LAHORE - Both the federal and Punjab governments are at odds over which government will decide the fate of US national Raymond Davis, charged with double murder, in the wake of US government's demand for his release. On Saturday, the US embassy in Islamabad asked the government to release Raymond Davis as he was protected by the Vienna Convention that gives diplomats immunity against arrest or criminal proceedings.
In response to the US demand, the Punjab government distanced itself from the issue, saying it was up to the federal government or the court to decide the fate of Davis. Punjab government's spokesman Senator Pervaiz Rasheed said the ball was in the federal government's court. "It is up to federal government how the deal with the issue. Ultimately, its the court that will determine whether the US national enjoys diplomatic immunity or not as being claimed by the US government," he said.
But the federal government officials said that it was entirely a provincial issue. "It is up to the provincial government whether it releases Davis," a senior official told Pakistan Today. "It is the Punjab police which arrested Davis, registered a case against him and then produce him in court. As such, the court and Punjab Home Department will decide whether Davis can be released; the federal government has nothing to do with the case," the official said.
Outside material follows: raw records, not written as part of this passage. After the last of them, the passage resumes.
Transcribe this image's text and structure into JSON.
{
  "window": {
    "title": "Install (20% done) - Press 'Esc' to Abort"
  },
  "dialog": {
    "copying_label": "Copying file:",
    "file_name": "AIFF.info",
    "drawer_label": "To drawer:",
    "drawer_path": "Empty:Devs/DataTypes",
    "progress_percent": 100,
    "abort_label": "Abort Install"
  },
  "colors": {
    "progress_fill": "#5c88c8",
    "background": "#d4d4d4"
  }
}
However, the Punjab government has announced not to give in to any pressure in the case. Pervaiz Rashid said the PML-N government had a track record of never succumbing to pressure. To a question, he said if the foreigner had committed a crime and was found guilty, law would take its course in its true spirit. "If the killer has diplomatic immunity, the US Consulate will have to approach the court and plead the case and produce the requisite documents," he said.
Meanwhile, Punjab Law Minister Rana Sanaullah said that according to the United Nations and Geneva resolutions, no diplomat had immunity to kill innocent citizens of any country. He said the Punjab government would take legal action against US national Raymond Davis and the US should accept the court's decision. The law minister said he had written a letter to the US Consulate and demanded permission to interrogate the driver who ran over a citizen.